A Look in Our Crystal Ball presented by Livable

Written by Landlord Property Management Magazine on . Posted in Blog, Uncategorized

Renters fled from the most expensive cities in droves after the coronavirus pandemic began in the spring of 2020, and that trend is likely to continue in 2021. Especially as remote work continues, those who are able to will continue to leave major cities in search of more square footage, private outdoor spaces, less density and greater affordability.

But that’s not the whole story.

Yes, rents are down in big urban centers, especially the most expensive markets. “The median one-bedroom price in the top seven most expensive cities and Seattle, which was formerly the eighth-most expensive city, has decreased 15.2% since the start of the year,” according to data from Zumper’s November rent report.

These drops were especially dramatic in the most expensive rental market in the country: San Francisco. Median one-bedroom prices in San Francisco were down 20.7% versus one year ago. New York, Oakland, Boston, San Jose, Seattle, Los Angeles, and Washington, D.C. all saw double-digit declines as well.

However, Zumper’s data also shows a few other very interesting trends. First, the median one-bedroom price in the other 92 cities the listing site tracks has actually increased 5.3 percent since the start of the year. So, rather than a mass exodus to the suburbs, clearly many of these city dwellers have simply swapped one urban location for others that offer more space and amenities for less money.

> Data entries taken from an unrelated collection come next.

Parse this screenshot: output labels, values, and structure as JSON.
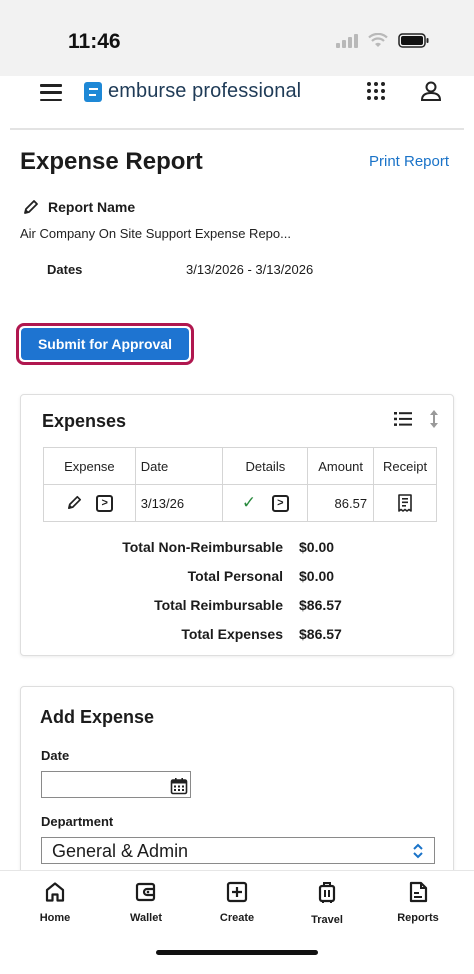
{
  "status_bar": {
    "time": "11:46"
  },
  "header": {
    "brand": "emburse professional"
  },
  "page": {
    "title": "Expense Report",
    "print_link": "Print Report",
    "report_name_label": "Report Name",
    "report_name_value": "Air Company On Site Support Expense Repo...",
    "dates_label": "Dates",
    "dates_value": "3/13/2026 - 3/13/2026",
    "submit_label": "Submit for Approval"
  },
  "expenses": {
    "title": "Expenses",
    "columns": [
      "Expense",
      "Date",
      "Details",
      "Amount",
      "Receipt"
    ],
    "rows": [
      {
        "date": "3/13/26",
        "amount": "86.57"
      }
    ],
    "totals": [
      {
        "label": "Total Non-Reimbursable",
        "value": "$0.00"
      },
      {
        "label": "Total Personal",
        "value": "$0.00"
      },
      {
        "label": "Total Reimbursable",
        "value": "$86.57"
      },
      {
        "label": "Total Expenses",
        "value": "$86.57"
      }
    ]
  },
  "add_expense": {
    "title": "Add Expense",
    "date_label": "Date",
    "date_value": "",
    "department_label": "Department",
    "department_value": "General & Admin"
  },
  "bottom_nav": [
    {
      "label": "Home",
      "icon": "home-icon"
    },
    {
      "label": "Wallet",
      "icon": "wallet-icon"
    },
    {
      "label": "Create",
      "icon": "plus-square-icon"
    },
    {
      "label": "Travel",
      "icon": "luggage-icon"
    },
    {
      "label": "Reports",
      "icon": "report-icon"
    }
  ],
  "colors": {
    "accent": "#1e74d1",
    "link": "#1a73c8",
    "highlight": "#b0174f",
    "check": "#2a8a3e"
  }
}
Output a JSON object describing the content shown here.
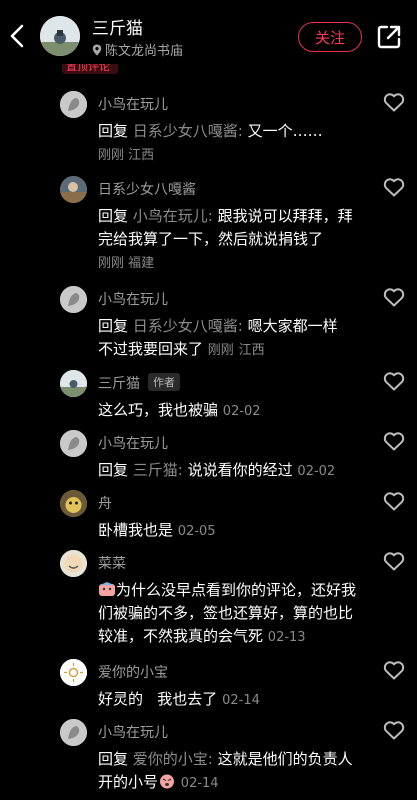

For example, Boston saw a 12.6% year-over-year drop in one-bedroom median rents, while just an hour away in more-affordable Providence rents are up 9.5 percent during the same time period. Other urban markets on the rise include Newark, Baltimore and Sacramento, which all saw double-digit increases, year over year.

Also, those plummeting rental rates in the most expensive cities seem to have slowed considerably, meaning we may soon reach an end to the decline, though obviously that will depend greatly on the overall economy moving forward. San Francisco’s monthly decrease slowed from 6.9% two months ago to 1.1% last month, according to Zumper, and New York was down 1.9 percent last month compared to 3.7 percent the month before.

The fact that these plateaus are occurring during what is normally a pretty sleepy time for the market is an indication that these cities may maintain their current values, or even tick back up, in the months ahead.